Il Console guardò a sua volta, quando gli passarono il binocolo. L’alta figura indossava una lunga veste, dava la schiena al Castello e avanzava con decisione fra le sabbie vermiglie.

— Si dirige verso di noi o verso le Tombe? — domandò Lamia.

— Verso le Tombe — rispose il Console.

Padre Hoyt appoggiò i gomiti sul davanzale e alzò la faccia magra verso il cielo pieno di esplosioni. — Se è davvero Masteen, siamo di nuovo in sette, no?

— Ci precederà di ore — disse il Console. — Di mezza giornata, se stanotte dormiamo qui come è stato proposto.

Hoyt si strinse nelle spalle. — Non fa molta differenza. Sette sono partiti in pellegrinaggio. Sette arriveranno. Lo Shrike sarà soddisfatto.

— Se è davvero Masteen — obiettò il colonnello Kassad — che senso ha quel mistero sul carro a vele? E come ha fatto ad arrivare qui prima di noi? Non c’erano altre cabine della funivia in movimento e non può aver attraversato a piedi i passi della Briglia.

— Glielo domanderemo domani, appena arriveremo alle Tombe — disse stancamente padre Hoyt.

Intanto Brawne Lamia aveva tentato di ottenere una risposta sulle frequenze generali del comlog. Captò solo il sibilo della statica e qualche borbottio degli EMP lontani. Guardò il colonnello Kassad. — Quando iniziano il bombardamento?

— Non so. Dipende dalla forza della flotta di difesa della FORCE.

— Le difese non erano granché l’altro giorno, quando le vedette Ouster sono penetrate e hanno distrutto l’Yggdrasill - notò Lamia. Kassad annuì.

— Ehi — disse Martin Sileno. — Siamo per caso seduti su un merdoso bersaglio?

— Certo — rispose il Console. — Se gli Ouster attaccano Hyperion per impedire l’apertura delle Tombe del Tempo, come fa supporre il racconto della signora Lamia, allora le Tombe e la zona circostante sono il bersaglio principale.

— Di ordigni nucleari? — chiese Sileno con voce tesa.
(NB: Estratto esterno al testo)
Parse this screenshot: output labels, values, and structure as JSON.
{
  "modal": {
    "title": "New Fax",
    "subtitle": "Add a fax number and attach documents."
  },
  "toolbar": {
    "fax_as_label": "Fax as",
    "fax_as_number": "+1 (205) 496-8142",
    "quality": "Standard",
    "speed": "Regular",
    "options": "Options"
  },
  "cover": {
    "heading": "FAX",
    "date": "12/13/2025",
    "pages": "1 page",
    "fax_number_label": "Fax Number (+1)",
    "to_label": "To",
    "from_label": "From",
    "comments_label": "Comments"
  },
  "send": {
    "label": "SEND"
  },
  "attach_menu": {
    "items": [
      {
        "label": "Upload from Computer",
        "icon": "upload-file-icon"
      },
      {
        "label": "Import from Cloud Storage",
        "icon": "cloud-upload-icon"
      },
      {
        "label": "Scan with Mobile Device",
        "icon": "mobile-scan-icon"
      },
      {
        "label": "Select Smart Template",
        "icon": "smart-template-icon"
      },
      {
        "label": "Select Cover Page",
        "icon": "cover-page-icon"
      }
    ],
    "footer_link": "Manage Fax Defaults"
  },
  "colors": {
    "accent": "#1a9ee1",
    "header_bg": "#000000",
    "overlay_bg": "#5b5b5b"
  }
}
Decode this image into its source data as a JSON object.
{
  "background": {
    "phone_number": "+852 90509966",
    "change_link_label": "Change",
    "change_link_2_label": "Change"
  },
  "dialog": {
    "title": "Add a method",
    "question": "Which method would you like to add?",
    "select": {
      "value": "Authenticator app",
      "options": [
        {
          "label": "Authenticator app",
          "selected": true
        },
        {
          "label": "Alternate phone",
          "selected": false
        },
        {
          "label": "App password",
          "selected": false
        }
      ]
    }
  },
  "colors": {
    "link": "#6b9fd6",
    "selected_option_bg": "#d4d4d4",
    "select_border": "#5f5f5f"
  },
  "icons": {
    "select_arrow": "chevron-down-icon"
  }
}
— Quasi certamente — rispose Kassad.

— Credevo che i campi anti-entropici tenessero le navi lontano da qui — disse padre Hoyt.

— Le navi con equipaggio umano - precisò il Console, sempre appoggiato alla balaustra, senza girarsi a guardare gli altri. — I campi anti-entropici non daranno nessun fastidio ai missili teleguidati, alle bombe “intelligenti” e ai raggi di frustalaser. E neppure alla fanteria mecc, a dire il vero. Gli Ouster possono far atterrare alcuni skimmer d’assalto e i carri armati automatici; guarderanno da lontano, mentre quelli distruggono la vallata.
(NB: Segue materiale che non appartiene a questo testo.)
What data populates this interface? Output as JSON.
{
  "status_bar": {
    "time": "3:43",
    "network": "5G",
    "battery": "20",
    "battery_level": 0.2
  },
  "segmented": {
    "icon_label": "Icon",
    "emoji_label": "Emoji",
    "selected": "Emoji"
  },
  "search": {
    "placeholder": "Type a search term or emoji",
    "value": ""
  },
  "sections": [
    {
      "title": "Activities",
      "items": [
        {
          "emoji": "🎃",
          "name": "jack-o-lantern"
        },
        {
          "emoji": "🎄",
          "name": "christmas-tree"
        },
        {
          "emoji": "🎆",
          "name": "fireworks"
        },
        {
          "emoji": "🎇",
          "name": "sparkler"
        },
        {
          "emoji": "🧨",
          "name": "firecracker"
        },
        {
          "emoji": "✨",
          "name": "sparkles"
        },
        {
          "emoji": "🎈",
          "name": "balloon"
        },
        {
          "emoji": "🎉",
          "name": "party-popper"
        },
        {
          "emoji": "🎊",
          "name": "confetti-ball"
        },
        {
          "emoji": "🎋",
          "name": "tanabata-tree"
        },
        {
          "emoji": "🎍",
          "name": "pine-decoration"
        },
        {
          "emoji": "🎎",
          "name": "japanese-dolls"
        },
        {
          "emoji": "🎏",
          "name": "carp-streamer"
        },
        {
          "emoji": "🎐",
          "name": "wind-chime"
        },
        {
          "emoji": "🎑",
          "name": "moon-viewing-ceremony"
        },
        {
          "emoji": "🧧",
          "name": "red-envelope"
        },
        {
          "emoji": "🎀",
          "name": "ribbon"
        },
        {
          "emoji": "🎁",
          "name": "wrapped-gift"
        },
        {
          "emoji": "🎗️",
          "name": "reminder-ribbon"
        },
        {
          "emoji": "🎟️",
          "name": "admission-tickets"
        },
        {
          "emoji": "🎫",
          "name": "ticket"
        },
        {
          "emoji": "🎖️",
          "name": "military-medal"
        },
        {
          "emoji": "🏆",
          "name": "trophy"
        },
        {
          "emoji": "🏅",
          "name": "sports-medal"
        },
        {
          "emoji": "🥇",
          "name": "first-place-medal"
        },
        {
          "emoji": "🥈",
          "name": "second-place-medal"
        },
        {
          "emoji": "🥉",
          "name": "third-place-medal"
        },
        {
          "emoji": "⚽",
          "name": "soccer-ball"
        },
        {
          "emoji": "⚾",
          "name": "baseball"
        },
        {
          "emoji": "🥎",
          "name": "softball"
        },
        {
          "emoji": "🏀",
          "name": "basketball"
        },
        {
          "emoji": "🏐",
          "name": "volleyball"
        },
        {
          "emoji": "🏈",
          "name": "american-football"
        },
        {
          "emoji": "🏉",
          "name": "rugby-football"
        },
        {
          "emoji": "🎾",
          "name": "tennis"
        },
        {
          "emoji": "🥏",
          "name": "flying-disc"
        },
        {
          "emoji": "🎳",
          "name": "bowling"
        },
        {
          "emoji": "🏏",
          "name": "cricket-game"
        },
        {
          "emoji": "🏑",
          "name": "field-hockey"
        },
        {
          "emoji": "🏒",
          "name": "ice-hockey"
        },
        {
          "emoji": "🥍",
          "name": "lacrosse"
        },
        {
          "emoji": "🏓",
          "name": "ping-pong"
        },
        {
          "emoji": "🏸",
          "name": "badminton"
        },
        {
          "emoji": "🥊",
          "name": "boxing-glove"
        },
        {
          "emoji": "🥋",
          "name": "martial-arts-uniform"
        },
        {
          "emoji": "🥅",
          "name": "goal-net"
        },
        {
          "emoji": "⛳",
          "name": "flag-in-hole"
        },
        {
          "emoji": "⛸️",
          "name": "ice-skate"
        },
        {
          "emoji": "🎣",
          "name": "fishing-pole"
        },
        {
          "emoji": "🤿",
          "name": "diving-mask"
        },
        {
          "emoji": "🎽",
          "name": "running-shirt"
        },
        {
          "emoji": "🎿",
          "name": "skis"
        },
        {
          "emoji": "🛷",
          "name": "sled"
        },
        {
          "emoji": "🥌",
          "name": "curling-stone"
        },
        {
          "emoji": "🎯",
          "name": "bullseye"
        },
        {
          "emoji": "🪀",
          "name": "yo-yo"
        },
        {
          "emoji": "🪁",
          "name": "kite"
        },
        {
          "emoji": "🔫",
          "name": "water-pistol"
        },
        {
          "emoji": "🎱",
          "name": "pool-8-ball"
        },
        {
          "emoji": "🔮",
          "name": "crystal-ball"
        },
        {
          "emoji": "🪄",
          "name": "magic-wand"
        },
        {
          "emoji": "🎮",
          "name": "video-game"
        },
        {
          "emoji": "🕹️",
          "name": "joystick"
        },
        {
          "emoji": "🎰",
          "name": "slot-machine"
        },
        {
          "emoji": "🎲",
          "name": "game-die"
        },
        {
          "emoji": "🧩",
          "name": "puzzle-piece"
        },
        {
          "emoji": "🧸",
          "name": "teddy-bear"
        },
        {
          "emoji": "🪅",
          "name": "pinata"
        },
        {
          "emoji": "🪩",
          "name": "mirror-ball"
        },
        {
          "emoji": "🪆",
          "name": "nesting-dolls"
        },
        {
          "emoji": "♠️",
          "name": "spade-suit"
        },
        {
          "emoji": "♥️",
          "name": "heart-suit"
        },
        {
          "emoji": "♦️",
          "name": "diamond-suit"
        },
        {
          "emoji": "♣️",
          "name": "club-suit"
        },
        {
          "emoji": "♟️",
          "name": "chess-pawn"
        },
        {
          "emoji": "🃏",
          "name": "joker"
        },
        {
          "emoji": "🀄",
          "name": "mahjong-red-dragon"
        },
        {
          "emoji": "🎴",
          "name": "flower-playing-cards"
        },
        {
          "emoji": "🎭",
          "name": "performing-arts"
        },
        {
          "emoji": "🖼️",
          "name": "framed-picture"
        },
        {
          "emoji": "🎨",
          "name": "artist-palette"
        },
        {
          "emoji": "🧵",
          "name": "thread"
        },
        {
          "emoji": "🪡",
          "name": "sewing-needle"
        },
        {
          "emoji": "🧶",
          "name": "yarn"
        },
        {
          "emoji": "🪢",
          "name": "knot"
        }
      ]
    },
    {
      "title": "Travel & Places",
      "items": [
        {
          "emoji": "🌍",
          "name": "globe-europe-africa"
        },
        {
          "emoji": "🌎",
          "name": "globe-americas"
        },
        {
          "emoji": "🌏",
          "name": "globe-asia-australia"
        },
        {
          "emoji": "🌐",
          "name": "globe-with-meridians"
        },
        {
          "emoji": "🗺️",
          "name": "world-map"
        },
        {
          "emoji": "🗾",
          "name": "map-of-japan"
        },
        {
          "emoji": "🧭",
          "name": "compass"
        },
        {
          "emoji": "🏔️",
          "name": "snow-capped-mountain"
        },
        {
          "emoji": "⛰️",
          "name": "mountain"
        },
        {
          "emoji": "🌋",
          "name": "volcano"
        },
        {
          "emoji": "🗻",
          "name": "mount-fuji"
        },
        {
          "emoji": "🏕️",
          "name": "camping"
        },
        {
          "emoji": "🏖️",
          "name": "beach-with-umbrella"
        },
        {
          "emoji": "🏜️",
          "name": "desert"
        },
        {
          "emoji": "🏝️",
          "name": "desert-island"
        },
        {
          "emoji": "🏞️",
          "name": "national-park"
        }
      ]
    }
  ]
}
— Non lo faranno — disse Brawne Lamia. — Vogliono controllare Hyperiqn, non distruggerlo.

— Su questa ipotesi non ci giocherei la vita — commentò Kassad.

Lamia gli sorrise. — Ma ce la stiamo giocando, colonnello, vero?

Sopra di loro, una scintilla si staccò dal mosaico delle esplosioni, crebbe fino a formare una brace arancione, striò il cielo. I sei sul balcone videro le fiamme e sentirono lo stridio torturato della penetrazione nell’atmosfera. La sfera di fuoco sparì al di là delle montagne dietro il Castello.

Quasi un minuto dopo, il Console si rese conto di avere trattenuto il fiato e di stringere ancora il parapetto di pietra. Fece un respiro rumoroso. Anche gli altri sembrarono riprendere a respirare nello stesso momento. Non c’erano state esplosioni, né onde d’urto a far tremare le rocce.

— Il proiettile ha fatto cilecca? — disse padre Hoyt.

— Probabilmente era una vedetta della FORCE danneggiata che cercava di raggiungere il perimetro orbitale o lo spazioporto di Keats — disse il colonnello Kassad.

— Non ce l’ha fatta, vero? — domandò Lamia. Kassad non rispose.

Martin Sileno alzò il binocolo e scrutò le brughiere buie in cerca del Templare. — È fuori vista — disse. — Il buon capitano deve aver girato intorno a quell’altura da questo lato della valle delle Tombe, oppure ha ripetuto il trucco della scomparsa.

— Peccato che non ascolteremo mai la sua storia — disse padre Hoyt. Si rivolse al Console. — Ma ascolteremo la sua, vero?

Il Console si asciugò le mani sui calzoni. Il cuore gli batteva all’impazzata. — Sì — disse. Finalmente si era deciso. — Vi racconterò la mia.

Il vento ruggiva lungo i pendii orientali delle montagne e fischiava lungo la scarpata di Castel Crono. In alto le esplosioni sembravano meno intense, adesso, ma dato che era sceso il buio ciscuna sembrava più vivida della precedente.

— Rientriamo — disse Lamia. La sua voce quasi si perse nel vento. — Comincia a far freddo.